LOH = (height of normal allele 2/height of normal allele 1)/(height of tumor allele 2/height of tumor allele 1).
Figure 2 – Manual reading of LOH screening using denaturing PAGE LOH: loss of heterozygosity; PAGE: polyacrylamide gel electrophoresis; PCR: polymerase chain reaction; DNA: deoxyribonucleic acid.
A) PCR products from normal DNA (1), tumor DNA (2) and molecular weight standard (3) are applied to polyacrylamide gel; B) after electrophoretic separation, the DNA bands are visualized by autoradiography or silver staining; C) data analysis of PAGE. The normal tissue DNA (lane 1) shows heterozygosity for locus 1 and locus 2 in 1p chromosomal arm, tumor tissue DNA (lane 2) shows loss of heterozygosity for both loci (arrows). Molecular weight standard is shown in lane 3.
Figure 3 – Reading of LOH screening by capillary electrophoresis in automated DNA sequencer LOH: loss of heterozygosity; DNA: deoxyribonucleic acid; PCR: polymerase chain reaction; CCD: charge-coupled device.

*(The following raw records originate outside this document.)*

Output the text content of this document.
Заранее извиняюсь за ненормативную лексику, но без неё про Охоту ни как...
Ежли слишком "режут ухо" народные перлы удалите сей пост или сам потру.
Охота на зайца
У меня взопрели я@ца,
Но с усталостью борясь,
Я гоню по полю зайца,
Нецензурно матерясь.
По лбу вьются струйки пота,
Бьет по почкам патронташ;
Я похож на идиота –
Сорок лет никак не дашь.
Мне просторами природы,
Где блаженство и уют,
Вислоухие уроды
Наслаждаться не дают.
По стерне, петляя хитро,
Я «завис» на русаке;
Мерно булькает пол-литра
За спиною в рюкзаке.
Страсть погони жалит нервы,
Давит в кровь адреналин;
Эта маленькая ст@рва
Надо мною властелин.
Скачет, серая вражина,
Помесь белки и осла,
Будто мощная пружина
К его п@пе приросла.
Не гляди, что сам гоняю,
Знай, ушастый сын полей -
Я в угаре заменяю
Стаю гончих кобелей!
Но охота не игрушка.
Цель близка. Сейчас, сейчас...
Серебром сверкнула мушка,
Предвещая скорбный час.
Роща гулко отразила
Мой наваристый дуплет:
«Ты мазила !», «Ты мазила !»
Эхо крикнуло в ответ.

A) After microsatellite amplification, internal-lane size standard (1 and 3), PCR products from normal DNA (2) and tumor DNA (4) are subjected to capillary electrophoresis on an automated DNA sequencer, and DNA fragments of PCR-based LOH assays are separated; B) illustrated scheme of capillary electrophoresis system. This system is composed by cathode (-) and anode (+) electrodes, a high-voltage power supply, silica capillary, detection cell, charge-coupled device (CCD) camera and a computer workstation. When a high voltage is applied, negatively charged DNA fragments begin to migrate through the capillary. In the detection cell, the DNA fragments are intercepted by a laser beam, which excites the attached dye labels making them fluoresce. Following laser excitation, the incident fluorescence is captured by a CCD camera, which converts fluorescence into electronic information. This information is transferred to a computer workstation, where the data are processed and analyzed by specific software; C) data processing and analysis of capillary electrophoresis. Two representative capillary electropherograms of two PCR-amplified microsatellites are shown from normal and tumor tissues. The normal tissue DNA shows heterozygous peaks for locus 1 (red peaks) and locus 2 (green peaks) in the 1p chromosomal arm, while loss of heterozygosity is noted for both markers (red and green peaks) in the tumor tissue DNA. Internal-lane size standard is represented as a black line.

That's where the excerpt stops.